Let's sketch both, assuming without any loss of generality, that $B = \{1, 2, 3, 4, 5\}$ and $U = \{ 1, 2, \ldots, 8 \} $. $h_1$ will spread the collisions evenly, where $h_2$ will put them in a single bucket.

$v \in U$	$h_1(v)$	$h_2(v)$
1	1	1
2	1	2
3	2	3
4	2	4
5	3	5
6	3	5
7	4	5
8	5	5

Colliding elements are in bold.

Which one is better? Note that it depends on whether we're talking about non-colliding elements, or no-colliding pairs. $h_2$ has fewer colliding elements (4), but more colliding pairs ($\{5, 6\}, \{5, 7\}, \{5, 8\}, \{6, 7\}, \{6, 8\}, \{7, 8\}$). On the other hand, $h_1$ has 6 colliding elements, but only 4 colliding pairs. Note that if $k$ elements are mapped to the same value in $B$, there are $\binom{k}{2}$ pairs that collide.

Let's consider how to minimize the number of colliding pairs.

Again, let's assume that $U = \{1, 2, \ldots, |U| \}$ and $B = \{1, 2, \ldots, |B| \}$. This is OK, because however we pick the original $U$ and $B$, there is a trivial bijection to the first few natural numbers.

Let $c_i$ be the number of pairs for elements that map to $i \in B$. The total number of collisions, $C$, is then:

$$ C = \sum_{i=1}^{b}{\binom{c_i}{2}} = \frac{1}{2} \sum_{i=1}^{k}{c_i (c_i - 1)} $$

Let's do a bit of hand-waving.
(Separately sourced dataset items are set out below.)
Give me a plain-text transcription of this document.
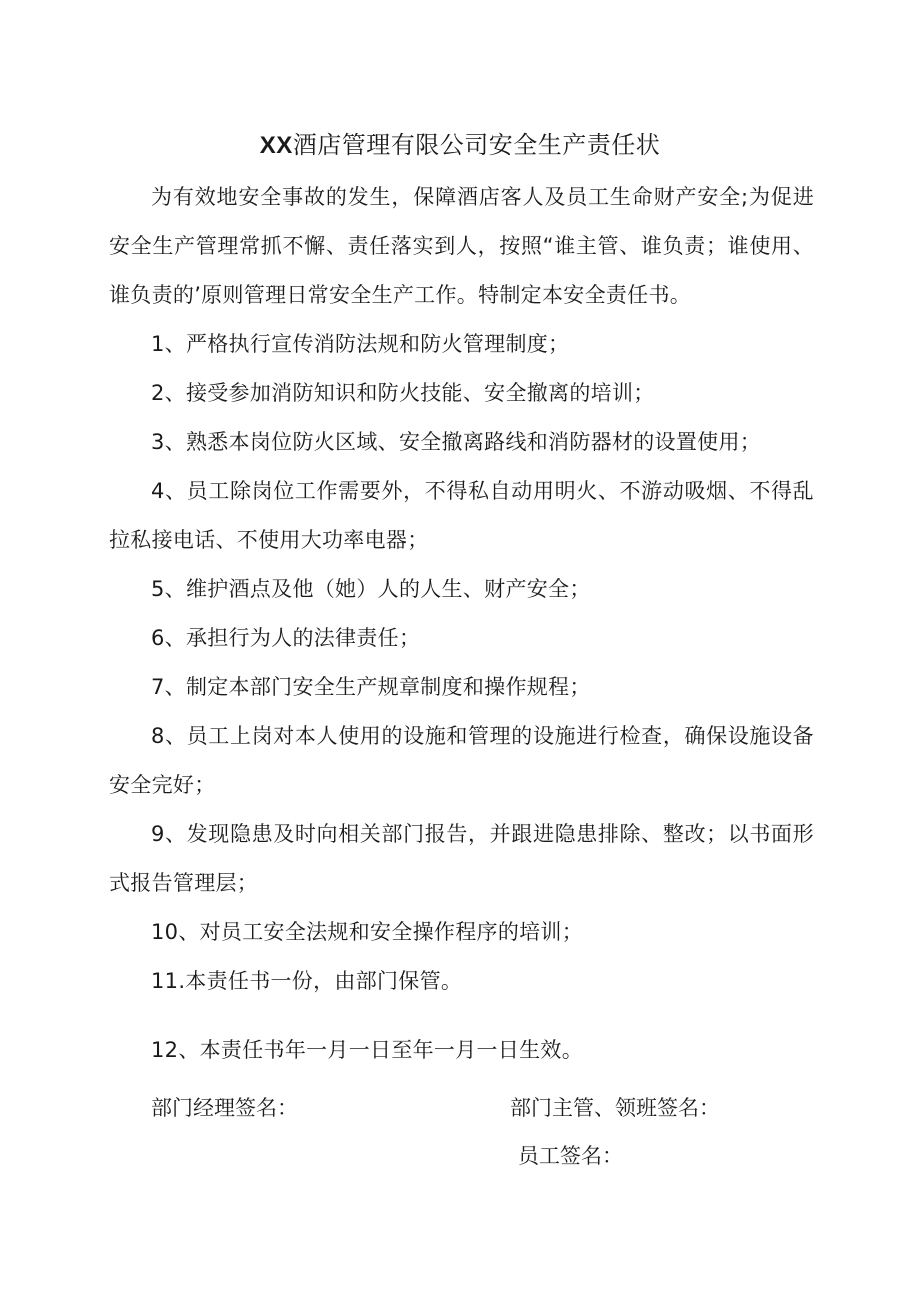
XX酒店管理有限公司安全生产责任状

为有效地安全事故的发生，保障酒店客人及员工生命财产安全;为促进安全生产管理常抓不懈、责任落实到人，按照“谁主管、谁负责；谁使用、谁负责的’原则管理日常安全生产工作。特制定本安全责任书。

1、严格执行宣传消防法规和防火管理制度；

2、接受参加消防知识和防火技能、安全撤离的培训；

3、熟悉本岗位防火区域、安全撤离路线和消防器材的设置使用；

4、员工除岗位工作需要外，不得私自动用明火、不游动吸烟、不得乱拉私接电话、不使用大功率电器；

5、维护酒点及他（她）人的人生、财产安全；

6、承担行为人的法律责任；

7、制定本部门安全生产规章制度和操作规程；

8、员工上岗对本人使用的设施和管理的设施进行检查，确保设施设备安全完好；

9、发现隐患及时向相关部门报告，并跟进隐患排除、整改；以书面形式报告管理层；

10、对员工安全法规和安全操作程序的培训；

11.本责任书一份，由部门保管。

12、本责任书年一月一日至年一月一日生效。

部门经理签名：	部门主管、领班签名：
员工签名：
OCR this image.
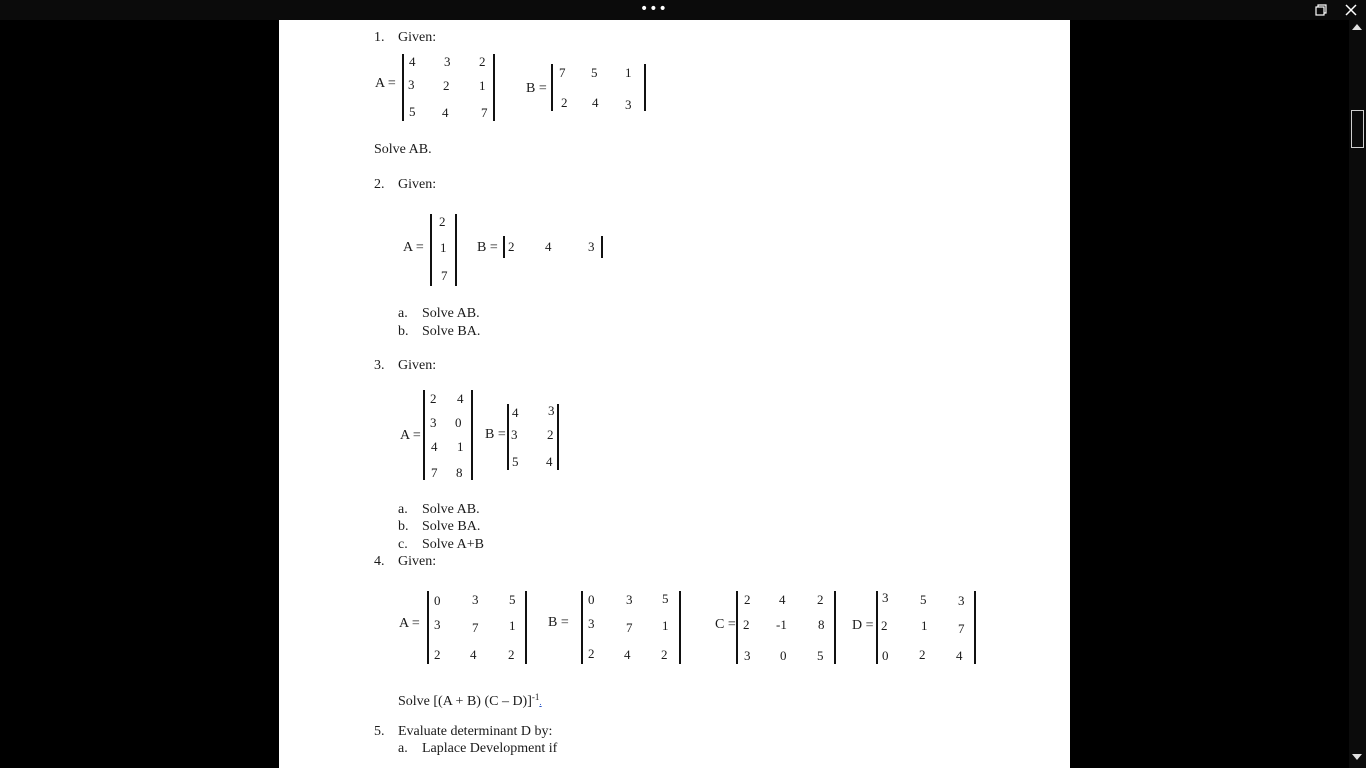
•••
1. Given:
A =
4 3 2
3 2 1
5 4	7
B =
7 5 1
2 4 3
Solve AB.
2. Given:
A =
2
1
7
B = 2 4	3
a. Solve AB.
b. Solve BA.
3. Given:
A =
2 4
3 0
4 1
7 8
B =
4 3
3 2
5 4
a. Solve AB.
b. Solve BA.
c. Solve A+B
4. Given:
A =
0 3 5
3 7 1
2 4 2
B =
0 3 5
3 7 1
2 4 2
C =
2 4 2
2 -1 8
3 0 5
D =
3 5 3
2	1 7
0 2 4
Solve [(A + B) (C – D)]$^{-1}$.
5. Evaluate determinant D by:
a. Laplace Development if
What's better in order to minimize $C$ - (1) to distribute the collisions evenly across the buckets, or (2) to let $b - 1$ elements be without collisions, and put the remaining $u - b + 1$ elements go in the same bucket? In the first approach ($C_1$), each bucket would have at most $\binom{\lceil u/b \rceil}{2}$ pairs that collide. In the other approach, we would have $C_2 = \binom{u - b + 1}{2}$ total collisions for a single bucket.

For $h_1(x)$, we have:

$$ C_1 = \sum_{i=1}^{b} \binom{\lceil u/b \rceil}{2} = b \frac{ \lceil u/b \rceil ( \lceil u/b - 1 \rceil ) } { 2 } \le b \frac{ (u/b) (u/b - 1) } { 2 } = \frac { u (u - b) } { 2b } $$

For $h_2(x)$ we have:

$$ C_2 = \binom{u - b + 1}{2} = \frac{ (u - b + 1)(u - b) }{2} = \frac{u^2 + u + b^2 - 2bu - b }{2} $$

It appears that $C_1$ is smaller and always minimizes the number of collisions. Plug in some concrete values to convince yourself (e.g. with $u = 1000$ and $b = 970$, $C_1$ is $15$, but $C_2$ is $456$; with a bigger in $u$ and $b$, we get a much bigger difference between the number of collisions).

Let's try this another way – lower bound for number of colliding pairs:

$$ C = \sum_{i=1}^{b}{c_i (c_i - 1) } = \sum_{i=1}^{b}{c_i^2} - \sum_{i=1}^{b}{c_i} = \sum_{i=1}^{b}{c_i^2} - |U| $$

The final bit, $|U| = \sum{c_i}$, is because each element from $U$ maps to a particular bucket $i$ and is counted once and only once.

We also notice that (sort of):

$$ c_i \ge \frac{u}{b} $$

And:

$$ \sum_{i=1}^{b}{c_i} \ge \sum_{i=1}^{b}{\frac{u^2}{b^2}} = \frac{u^2}{b} $$

Thus, finally:

$$ \epsilon \ge \Pr\{h(k) = h(l)\} = \frac{ \sum_{i=1}^{b}{ c_i (c_i - 1) } } { u(u - 1) } \ge \frac { \sum_{i=1}^{b}{c_i^2} - \sum_{i=1}^{b}{c_i} } {u^2} \ge \frac { \frac{u^2}{b} - u } {u^2} = \frac {u^2 - ub }{u^2b} = \frac{u - b}{ub} = \frac{1}{b} - \frac{1}{u} $$